Most doctors, she notes, rely on standards set by the CDC and the Infectious Disease Society. "But information coming from these groups is in contradiction to people's experience of the disease."
Physicians trained by the International Lyme and Associated Disease Society believe the Lyme infection can remain in the body indefinitely, eventually erupting into a wide range of debilitating and painful symptoms. They say that their "chronic Lyme" patients are responding to long-term antibiotics and other therapies and that many regain full health.
The Infectious Disease Society, meanwhile, says such symptoms are due to damage caused by the infection before it was treated. They call this "post-Lyme syndrome," an untreatable non-illness, not covered by most health insurance providers.
Tom Easton, a Madison small business owner, thinks he may have had the characteristic rash associated with Lyme disease seven years ago, when he was trying to get treated for a raging fever and headaches that developed after a family vacation near Spooner.
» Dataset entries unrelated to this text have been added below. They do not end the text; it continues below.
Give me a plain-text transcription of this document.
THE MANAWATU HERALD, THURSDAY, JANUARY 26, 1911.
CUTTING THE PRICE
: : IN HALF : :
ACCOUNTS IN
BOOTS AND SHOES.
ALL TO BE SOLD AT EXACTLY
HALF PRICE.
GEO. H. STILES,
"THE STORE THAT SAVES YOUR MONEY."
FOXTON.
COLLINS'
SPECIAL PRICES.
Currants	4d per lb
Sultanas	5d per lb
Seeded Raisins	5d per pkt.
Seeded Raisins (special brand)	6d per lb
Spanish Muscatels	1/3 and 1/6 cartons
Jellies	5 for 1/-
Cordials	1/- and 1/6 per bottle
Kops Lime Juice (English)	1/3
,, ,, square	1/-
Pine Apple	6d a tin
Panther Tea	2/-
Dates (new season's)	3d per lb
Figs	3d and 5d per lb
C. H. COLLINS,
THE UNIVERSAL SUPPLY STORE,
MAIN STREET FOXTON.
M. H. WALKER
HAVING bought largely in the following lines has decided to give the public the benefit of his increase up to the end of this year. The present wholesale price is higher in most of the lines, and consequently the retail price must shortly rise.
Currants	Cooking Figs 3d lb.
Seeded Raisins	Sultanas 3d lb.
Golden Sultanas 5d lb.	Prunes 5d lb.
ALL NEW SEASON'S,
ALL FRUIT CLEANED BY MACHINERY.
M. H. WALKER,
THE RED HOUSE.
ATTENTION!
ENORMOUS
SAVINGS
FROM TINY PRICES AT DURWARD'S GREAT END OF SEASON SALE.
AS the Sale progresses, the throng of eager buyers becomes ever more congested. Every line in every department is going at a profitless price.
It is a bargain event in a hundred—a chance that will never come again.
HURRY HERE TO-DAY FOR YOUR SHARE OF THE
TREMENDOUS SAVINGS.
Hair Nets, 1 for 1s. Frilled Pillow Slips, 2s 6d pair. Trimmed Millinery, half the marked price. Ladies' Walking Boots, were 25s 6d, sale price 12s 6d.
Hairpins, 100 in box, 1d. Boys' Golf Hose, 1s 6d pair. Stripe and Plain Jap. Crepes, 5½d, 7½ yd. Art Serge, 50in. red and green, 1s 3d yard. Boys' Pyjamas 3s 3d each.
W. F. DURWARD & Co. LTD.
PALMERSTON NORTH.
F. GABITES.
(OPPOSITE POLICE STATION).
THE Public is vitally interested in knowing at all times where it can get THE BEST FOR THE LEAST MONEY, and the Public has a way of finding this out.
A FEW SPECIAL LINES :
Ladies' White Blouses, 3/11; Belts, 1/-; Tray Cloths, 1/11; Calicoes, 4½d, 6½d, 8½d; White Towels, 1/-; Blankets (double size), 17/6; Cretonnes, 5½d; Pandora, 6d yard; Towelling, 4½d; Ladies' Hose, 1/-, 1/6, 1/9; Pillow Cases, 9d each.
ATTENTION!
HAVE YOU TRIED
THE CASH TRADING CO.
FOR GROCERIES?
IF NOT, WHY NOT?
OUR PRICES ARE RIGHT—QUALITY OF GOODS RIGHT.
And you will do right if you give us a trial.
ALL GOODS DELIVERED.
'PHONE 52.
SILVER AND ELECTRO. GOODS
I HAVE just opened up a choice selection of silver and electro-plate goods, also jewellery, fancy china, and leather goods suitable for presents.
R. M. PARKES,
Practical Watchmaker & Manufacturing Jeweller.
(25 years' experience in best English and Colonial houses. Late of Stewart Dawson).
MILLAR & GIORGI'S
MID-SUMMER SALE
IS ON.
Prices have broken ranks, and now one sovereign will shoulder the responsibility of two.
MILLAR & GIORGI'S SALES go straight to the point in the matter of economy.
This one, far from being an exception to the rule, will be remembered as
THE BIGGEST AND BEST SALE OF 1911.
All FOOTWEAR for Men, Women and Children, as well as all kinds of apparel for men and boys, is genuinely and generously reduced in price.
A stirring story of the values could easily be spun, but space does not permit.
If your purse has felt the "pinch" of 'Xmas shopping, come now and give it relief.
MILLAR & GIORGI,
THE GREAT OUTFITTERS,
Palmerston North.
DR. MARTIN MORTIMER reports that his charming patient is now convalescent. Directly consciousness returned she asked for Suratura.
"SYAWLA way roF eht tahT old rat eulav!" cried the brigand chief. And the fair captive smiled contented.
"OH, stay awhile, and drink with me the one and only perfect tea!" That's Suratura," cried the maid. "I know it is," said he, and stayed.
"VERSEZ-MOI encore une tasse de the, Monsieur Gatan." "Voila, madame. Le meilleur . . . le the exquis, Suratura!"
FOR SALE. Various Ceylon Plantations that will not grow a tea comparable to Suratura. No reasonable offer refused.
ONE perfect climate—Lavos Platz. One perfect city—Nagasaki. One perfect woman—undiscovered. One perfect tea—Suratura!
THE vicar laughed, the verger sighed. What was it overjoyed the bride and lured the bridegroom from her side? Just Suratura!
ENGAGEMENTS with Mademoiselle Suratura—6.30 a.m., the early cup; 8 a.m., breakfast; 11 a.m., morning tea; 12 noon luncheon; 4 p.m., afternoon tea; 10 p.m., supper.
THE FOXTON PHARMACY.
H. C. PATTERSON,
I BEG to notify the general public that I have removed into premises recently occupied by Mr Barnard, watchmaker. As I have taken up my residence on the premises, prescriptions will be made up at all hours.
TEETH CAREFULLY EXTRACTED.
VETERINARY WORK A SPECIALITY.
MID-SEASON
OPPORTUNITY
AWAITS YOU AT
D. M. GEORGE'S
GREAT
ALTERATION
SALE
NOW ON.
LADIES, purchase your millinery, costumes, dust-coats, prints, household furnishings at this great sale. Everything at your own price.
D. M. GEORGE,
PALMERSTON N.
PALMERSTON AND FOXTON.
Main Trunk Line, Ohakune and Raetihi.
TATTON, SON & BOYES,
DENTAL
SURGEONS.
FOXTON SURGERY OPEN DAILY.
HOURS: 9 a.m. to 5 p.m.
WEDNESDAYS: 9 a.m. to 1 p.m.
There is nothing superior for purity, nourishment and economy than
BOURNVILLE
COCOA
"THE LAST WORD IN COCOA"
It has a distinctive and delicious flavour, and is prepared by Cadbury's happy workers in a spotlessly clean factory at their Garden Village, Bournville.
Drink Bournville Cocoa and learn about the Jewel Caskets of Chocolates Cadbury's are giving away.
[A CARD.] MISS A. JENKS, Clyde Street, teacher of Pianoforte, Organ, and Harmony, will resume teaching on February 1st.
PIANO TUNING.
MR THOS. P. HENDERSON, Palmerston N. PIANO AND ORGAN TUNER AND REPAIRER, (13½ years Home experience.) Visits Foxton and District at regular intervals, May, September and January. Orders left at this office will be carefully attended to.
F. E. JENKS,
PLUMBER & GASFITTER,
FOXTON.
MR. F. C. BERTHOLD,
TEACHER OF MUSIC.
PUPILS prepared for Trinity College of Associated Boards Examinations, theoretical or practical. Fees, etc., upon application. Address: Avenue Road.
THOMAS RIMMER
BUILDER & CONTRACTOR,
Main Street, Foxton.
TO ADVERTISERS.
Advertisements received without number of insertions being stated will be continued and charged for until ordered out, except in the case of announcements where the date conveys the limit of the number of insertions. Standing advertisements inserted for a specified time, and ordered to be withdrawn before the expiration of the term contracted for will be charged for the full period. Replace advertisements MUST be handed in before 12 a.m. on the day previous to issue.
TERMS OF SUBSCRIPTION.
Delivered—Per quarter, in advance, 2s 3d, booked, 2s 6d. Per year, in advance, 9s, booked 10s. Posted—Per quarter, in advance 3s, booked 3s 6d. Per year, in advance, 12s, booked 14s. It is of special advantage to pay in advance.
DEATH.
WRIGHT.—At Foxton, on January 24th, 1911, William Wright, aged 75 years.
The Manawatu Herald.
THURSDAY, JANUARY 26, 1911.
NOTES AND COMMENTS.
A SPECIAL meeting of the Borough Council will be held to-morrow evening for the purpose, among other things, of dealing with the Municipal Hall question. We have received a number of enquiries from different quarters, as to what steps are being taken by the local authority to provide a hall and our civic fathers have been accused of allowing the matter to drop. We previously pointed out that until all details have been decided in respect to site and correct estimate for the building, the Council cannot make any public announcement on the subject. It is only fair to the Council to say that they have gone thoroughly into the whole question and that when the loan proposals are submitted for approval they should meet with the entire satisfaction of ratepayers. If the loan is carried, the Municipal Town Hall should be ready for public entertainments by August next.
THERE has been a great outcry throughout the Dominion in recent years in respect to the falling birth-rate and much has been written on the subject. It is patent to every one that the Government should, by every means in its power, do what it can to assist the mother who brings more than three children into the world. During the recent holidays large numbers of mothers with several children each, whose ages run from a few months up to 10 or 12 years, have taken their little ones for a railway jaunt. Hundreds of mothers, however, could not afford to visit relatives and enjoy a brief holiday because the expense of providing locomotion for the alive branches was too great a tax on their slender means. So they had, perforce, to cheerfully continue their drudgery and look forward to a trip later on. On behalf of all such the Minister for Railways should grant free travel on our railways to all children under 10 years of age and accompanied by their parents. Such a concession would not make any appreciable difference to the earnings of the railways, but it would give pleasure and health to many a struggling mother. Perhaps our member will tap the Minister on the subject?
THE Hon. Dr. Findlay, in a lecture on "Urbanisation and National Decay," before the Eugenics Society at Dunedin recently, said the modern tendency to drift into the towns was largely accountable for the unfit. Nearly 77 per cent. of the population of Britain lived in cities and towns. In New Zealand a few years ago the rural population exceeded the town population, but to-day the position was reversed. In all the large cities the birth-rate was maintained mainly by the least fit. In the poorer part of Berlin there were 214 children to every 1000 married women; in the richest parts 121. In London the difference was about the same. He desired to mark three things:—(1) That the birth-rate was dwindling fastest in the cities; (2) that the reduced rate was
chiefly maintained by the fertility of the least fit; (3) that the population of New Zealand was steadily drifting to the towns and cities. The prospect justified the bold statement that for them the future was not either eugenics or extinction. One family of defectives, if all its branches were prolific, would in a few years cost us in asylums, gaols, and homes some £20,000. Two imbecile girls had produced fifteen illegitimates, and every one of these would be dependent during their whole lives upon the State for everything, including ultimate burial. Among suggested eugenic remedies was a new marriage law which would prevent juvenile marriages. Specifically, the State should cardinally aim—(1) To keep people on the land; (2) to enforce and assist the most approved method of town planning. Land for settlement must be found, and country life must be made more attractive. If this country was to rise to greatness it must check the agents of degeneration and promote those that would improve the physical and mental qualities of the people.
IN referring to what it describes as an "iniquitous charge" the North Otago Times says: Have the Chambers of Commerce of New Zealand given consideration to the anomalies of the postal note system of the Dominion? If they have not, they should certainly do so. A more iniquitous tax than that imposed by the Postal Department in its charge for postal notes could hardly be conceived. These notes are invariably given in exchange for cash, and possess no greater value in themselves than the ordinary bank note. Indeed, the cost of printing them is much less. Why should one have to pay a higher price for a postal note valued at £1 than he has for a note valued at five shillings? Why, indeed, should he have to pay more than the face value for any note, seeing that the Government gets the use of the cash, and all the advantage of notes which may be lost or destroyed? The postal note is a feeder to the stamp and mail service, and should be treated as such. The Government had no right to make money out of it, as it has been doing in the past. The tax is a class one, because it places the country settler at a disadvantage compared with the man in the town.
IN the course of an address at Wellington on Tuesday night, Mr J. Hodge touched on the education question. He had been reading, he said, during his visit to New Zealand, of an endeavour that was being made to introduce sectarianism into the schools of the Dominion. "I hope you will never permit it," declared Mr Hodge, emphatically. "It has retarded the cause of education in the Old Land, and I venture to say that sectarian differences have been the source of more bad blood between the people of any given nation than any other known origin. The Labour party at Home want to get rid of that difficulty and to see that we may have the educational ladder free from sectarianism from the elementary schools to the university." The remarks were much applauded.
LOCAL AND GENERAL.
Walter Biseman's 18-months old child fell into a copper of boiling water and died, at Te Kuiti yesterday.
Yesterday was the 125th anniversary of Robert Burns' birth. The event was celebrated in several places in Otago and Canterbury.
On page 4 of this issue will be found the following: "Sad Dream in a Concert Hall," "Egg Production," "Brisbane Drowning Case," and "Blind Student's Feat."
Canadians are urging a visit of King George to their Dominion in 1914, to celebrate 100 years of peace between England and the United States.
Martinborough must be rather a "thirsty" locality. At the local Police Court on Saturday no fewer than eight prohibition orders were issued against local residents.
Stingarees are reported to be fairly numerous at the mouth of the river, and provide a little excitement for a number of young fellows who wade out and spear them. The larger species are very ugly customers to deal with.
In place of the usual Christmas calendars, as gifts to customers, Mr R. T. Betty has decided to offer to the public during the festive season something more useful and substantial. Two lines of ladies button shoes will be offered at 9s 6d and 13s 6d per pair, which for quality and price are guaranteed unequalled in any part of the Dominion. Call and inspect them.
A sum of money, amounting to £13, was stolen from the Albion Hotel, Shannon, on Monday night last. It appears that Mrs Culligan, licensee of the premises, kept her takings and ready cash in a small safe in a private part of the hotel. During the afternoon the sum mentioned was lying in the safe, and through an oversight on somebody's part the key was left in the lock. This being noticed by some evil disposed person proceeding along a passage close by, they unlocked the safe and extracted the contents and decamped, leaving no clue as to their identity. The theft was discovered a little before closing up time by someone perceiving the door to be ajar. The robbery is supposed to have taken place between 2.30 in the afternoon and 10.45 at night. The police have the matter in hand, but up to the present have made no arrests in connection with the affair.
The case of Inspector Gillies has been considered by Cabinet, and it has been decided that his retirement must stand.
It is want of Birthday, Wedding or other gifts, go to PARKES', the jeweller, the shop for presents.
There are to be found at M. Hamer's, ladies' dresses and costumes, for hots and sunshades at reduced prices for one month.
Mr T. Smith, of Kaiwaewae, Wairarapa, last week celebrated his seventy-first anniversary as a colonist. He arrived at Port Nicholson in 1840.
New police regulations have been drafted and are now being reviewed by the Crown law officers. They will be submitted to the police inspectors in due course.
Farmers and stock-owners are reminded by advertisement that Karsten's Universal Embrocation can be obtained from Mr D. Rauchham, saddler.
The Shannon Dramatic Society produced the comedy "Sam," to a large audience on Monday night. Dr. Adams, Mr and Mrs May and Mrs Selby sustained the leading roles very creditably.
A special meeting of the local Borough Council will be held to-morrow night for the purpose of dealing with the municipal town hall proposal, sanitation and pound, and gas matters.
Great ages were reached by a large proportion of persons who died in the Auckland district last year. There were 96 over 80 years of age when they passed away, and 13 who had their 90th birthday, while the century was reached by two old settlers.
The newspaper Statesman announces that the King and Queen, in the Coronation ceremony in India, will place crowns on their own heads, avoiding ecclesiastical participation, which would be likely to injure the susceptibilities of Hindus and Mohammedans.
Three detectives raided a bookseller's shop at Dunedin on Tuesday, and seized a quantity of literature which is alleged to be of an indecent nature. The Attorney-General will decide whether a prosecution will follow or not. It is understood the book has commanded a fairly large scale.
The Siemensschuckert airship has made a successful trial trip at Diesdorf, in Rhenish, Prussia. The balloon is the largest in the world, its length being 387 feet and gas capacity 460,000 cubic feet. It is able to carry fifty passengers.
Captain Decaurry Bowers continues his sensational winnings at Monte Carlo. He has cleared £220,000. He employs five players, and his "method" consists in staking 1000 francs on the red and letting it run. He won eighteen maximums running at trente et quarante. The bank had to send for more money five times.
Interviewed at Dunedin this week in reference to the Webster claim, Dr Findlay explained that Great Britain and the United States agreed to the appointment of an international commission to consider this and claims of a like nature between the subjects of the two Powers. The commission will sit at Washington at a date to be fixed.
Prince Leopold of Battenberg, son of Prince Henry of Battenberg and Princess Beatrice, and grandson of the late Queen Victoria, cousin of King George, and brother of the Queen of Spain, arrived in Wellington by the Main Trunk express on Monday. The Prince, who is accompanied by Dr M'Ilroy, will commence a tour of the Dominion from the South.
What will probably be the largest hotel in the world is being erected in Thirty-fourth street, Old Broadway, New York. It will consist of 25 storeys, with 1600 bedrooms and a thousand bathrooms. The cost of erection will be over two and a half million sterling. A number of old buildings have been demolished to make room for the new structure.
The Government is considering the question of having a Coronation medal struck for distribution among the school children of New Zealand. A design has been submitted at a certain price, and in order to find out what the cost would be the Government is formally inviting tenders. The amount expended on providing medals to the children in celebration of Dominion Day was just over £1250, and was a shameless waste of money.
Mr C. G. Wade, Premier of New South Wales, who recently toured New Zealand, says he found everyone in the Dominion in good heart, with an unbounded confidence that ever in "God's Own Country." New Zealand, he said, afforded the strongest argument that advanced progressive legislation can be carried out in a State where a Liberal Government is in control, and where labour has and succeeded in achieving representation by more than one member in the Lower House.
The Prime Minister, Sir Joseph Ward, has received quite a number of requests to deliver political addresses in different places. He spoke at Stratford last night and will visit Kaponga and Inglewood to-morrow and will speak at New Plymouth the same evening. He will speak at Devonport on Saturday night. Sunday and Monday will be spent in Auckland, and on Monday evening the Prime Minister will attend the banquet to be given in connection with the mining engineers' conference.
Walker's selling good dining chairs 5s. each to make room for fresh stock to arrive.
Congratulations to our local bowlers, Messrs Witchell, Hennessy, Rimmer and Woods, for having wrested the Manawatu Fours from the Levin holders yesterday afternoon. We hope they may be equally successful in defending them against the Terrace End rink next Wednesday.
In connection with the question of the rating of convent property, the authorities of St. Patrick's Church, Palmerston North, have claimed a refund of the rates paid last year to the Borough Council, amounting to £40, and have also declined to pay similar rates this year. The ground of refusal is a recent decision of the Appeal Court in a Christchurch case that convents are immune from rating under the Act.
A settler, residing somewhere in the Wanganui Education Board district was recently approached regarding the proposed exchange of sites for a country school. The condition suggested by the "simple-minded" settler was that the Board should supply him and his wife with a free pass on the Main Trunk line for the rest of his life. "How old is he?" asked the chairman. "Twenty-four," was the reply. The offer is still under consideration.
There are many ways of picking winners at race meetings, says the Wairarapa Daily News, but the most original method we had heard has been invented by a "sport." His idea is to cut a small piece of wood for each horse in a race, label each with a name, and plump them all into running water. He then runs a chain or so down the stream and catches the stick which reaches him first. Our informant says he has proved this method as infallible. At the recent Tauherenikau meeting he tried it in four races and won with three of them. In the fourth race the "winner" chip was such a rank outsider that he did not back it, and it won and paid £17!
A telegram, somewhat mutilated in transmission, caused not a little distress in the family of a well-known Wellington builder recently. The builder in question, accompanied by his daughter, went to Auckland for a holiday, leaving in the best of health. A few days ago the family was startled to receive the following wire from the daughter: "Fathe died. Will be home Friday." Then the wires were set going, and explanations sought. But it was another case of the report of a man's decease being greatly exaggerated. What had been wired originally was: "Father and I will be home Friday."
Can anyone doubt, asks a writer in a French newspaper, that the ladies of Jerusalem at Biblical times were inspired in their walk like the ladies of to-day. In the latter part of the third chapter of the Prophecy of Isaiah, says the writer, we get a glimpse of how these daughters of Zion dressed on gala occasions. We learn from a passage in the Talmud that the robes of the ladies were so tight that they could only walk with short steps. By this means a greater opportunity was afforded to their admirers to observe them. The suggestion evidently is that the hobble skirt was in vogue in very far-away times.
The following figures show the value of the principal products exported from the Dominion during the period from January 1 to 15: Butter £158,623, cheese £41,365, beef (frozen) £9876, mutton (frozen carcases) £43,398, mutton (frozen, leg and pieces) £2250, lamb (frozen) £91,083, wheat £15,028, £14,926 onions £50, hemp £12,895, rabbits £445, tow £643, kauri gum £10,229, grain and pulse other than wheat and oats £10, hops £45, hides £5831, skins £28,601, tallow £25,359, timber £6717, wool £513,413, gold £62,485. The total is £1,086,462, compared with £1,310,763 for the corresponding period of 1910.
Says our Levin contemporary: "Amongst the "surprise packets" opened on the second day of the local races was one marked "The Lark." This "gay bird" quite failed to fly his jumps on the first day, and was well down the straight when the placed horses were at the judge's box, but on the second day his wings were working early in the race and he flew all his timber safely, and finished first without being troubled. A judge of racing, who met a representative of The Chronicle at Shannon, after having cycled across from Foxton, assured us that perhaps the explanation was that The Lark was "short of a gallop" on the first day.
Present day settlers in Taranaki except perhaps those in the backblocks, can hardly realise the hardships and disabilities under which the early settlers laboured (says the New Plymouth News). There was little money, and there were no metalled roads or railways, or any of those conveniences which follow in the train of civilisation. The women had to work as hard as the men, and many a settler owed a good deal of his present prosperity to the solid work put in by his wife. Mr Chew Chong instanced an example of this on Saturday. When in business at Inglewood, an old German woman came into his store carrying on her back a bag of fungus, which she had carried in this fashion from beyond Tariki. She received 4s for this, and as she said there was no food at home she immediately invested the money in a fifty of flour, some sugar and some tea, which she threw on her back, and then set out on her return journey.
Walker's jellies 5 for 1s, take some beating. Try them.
At the time, Easton didn't know much about Lyme. He didn't mention the red splotch to doctors, and no one asked. His test results were inconclusive. After two weeks on doxycycline, his fever subsided, but extreme fatigue and joint pain set in and continued for years.
"I slept a lot and still felt exhausted," says Easton. "Drinking green tea helped me get through the day."
One year later, Easton tested again, and it was positive. He says an infectious disease doctor told him that he had already been treated adequately. "He told me to get off the tea and have a better attitude, says Easton. "He said I had post-Lyme syndrome, and if I wanted to know what it was I could Google it."
Easton did Google Lyme. Eventually he linked up with an online support group that included Madison-area residents. There he learned about the International Lyme and Associated Diseases Society, and contacted one of its "Lyme-literate" doctors.
"There's still at least one week out of each month when I don't do well, he says. "It's a roller coaster that's gradually getting better."
This summer Kim also found a doctor though the Lyme society, one who "was okay that I treated myself. He said, 'You did what you had to do.'" Now this doctor is monitoring her further recovery.
"Lately," says Kim, "I'm feeling better. The feeling in my face has returned, my eyes are not blurry, and the cognitive issues are gone. I still get a low-level buzzing, but now it's more like background noise. I feel like I'm getting my life back."
Film tells the tale
Under Our Skin, an award-winning new documentary, makes its Madison debut at Sundance Cinemas from Oct. 9 to 15. The film focuses on the Lyme controversy through stories of those affected by the disease. Lyme advocates from around Wisconsin will lead discussions following the 7 pm screening on Oct. 9 and the 4:30 pm screening on Oct. 10.